Gary Forster moved to St Maarten just weeks ago to run ExecuJet’s FBO business in the Caribbean. The creation of ExecuJet Caribbean by an airport and FBO professional so experienced and well connected internationally is a strategic move by the Luxaviation-owned business. “We see a lot of opportunities in the Caribbean and this is the Group’s first step into North America,” highlighted Forster. “It is interesting to observe how regional airlines and business aviation work closely, as we all strive for that connectivity.”
A managed ExecuJet aircraft lands at St. Maarten.

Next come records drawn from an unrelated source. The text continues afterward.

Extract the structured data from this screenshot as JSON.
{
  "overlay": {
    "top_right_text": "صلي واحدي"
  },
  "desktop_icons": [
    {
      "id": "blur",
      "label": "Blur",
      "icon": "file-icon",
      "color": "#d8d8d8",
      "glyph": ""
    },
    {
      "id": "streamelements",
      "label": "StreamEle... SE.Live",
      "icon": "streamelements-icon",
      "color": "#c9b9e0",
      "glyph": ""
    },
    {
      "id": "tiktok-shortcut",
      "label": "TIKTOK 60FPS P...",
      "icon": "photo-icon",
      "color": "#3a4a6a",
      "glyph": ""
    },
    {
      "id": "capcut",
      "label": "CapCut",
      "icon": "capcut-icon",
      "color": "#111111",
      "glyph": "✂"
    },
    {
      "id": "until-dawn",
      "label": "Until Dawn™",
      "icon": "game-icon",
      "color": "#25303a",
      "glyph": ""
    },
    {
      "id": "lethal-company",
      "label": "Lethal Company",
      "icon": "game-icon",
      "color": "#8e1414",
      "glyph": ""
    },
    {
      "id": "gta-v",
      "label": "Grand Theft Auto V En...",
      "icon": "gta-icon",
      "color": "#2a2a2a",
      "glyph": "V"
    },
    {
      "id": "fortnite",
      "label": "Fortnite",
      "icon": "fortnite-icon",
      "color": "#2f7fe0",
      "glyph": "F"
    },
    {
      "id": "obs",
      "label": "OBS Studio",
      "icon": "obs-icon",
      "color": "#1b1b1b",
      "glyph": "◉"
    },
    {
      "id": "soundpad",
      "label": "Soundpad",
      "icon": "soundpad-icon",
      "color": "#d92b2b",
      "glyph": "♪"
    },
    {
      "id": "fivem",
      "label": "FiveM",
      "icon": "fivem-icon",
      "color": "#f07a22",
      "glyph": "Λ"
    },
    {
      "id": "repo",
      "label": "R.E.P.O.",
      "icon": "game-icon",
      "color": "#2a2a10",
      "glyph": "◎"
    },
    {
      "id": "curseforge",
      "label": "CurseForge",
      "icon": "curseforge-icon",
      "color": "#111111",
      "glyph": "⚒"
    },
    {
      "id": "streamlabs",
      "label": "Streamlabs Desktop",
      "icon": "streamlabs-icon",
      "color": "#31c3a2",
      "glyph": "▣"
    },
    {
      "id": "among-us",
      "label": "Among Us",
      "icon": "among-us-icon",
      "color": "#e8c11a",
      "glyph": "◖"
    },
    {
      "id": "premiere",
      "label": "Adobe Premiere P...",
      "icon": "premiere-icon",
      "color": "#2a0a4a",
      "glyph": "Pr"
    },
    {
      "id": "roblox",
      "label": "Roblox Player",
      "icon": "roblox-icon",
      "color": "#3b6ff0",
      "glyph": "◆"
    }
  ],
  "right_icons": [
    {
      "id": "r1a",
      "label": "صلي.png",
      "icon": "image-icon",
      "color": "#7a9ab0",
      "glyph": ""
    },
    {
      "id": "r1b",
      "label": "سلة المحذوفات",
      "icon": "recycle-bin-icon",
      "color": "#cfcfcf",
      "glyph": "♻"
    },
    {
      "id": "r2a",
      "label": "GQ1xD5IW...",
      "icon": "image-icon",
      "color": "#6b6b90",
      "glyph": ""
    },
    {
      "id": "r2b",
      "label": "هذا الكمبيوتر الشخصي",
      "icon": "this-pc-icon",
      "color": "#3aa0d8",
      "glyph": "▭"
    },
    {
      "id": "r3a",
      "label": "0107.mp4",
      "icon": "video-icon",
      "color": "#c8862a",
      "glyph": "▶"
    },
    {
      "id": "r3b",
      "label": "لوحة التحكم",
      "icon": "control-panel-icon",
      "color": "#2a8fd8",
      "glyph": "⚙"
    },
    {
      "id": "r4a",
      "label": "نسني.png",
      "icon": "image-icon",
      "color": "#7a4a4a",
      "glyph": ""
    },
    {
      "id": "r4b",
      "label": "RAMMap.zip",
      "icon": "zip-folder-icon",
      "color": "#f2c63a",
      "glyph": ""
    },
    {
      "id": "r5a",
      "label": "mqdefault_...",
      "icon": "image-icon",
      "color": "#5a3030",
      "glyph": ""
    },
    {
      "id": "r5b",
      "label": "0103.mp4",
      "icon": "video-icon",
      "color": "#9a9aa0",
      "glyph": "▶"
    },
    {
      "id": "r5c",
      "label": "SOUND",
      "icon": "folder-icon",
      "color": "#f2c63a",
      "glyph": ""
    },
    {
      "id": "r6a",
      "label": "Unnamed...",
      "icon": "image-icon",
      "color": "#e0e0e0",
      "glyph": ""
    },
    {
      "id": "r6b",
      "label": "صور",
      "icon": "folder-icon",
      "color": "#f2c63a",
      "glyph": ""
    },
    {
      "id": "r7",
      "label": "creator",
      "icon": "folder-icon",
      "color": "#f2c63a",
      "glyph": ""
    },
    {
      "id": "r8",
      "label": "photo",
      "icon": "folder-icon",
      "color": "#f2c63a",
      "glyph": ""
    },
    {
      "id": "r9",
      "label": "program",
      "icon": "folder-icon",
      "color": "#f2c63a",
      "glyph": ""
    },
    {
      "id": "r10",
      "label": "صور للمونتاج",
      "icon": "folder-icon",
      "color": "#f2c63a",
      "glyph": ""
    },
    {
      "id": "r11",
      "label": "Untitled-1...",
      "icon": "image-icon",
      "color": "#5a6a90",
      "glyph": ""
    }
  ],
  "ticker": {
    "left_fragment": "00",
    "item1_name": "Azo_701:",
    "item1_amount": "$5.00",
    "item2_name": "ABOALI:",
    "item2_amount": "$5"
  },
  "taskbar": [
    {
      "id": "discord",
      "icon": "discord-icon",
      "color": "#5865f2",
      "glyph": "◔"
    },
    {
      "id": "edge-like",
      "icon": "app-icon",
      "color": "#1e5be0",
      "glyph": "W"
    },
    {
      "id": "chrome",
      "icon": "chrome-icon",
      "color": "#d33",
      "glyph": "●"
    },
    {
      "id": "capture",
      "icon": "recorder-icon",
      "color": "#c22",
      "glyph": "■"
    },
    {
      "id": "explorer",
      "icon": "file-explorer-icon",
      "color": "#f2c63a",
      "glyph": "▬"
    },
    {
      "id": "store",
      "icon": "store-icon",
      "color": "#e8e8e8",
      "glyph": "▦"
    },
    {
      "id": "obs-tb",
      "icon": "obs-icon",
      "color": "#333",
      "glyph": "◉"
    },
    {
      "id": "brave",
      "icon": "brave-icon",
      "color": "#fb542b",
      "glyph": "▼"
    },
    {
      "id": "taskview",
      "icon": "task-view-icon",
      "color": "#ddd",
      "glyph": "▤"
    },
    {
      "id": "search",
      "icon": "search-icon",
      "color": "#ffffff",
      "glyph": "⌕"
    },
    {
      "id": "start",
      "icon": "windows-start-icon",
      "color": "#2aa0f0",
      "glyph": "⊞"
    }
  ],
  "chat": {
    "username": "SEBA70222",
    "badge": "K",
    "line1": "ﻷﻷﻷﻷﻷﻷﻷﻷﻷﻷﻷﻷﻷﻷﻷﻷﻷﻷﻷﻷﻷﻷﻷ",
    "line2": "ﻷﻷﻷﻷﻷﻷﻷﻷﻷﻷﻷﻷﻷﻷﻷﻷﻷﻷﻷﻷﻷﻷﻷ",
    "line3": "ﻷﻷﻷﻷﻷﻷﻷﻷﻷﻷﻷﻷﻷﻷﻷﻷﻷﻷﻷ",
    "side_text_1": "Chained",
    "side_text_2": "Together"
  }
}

Drawing on his experience in Europe, the Middle East and Asia, where he set up FBOs in Riyadh and Bali, Forster highlighted that clients tend to lower their expectations “because it’s the Caribbean,” but cleaniness is the number one right priority now. He is really keen to upgrade the facilities they currently have and he is accordingly in dialogue with airport officials to do that. He will also be looking to further business development for business aviation throughout the Caribbean region.
“Expectations are unique to each customer in business aviation,” he told an airport focused workshop run during CARIBAVIA by Dr Patricia Ryan. “The Gulfstream owner is going to be much more demanding than a Cessna 182 arrival. It’s our job to always think ahead of what they want - and need. We need to be ready and dispatch an aircraft as quickly as six minutes and there is pressure – customer service is everything,” he said.
A newcomer to CARIBAVIA, Gary Forster commented that the conference provided a much needed platform to address the aviation complexities and challenges of the region. “It was a fantastic opportunity to meet the Minister of Transport and share my passion to grow our business in St Maarten, as well as promoting the Island in general as a destination of choice. It has suffered with natural disasters and now the Global Pandemic but has bounced back strongly and I am very optimistic for the upcoming high season.”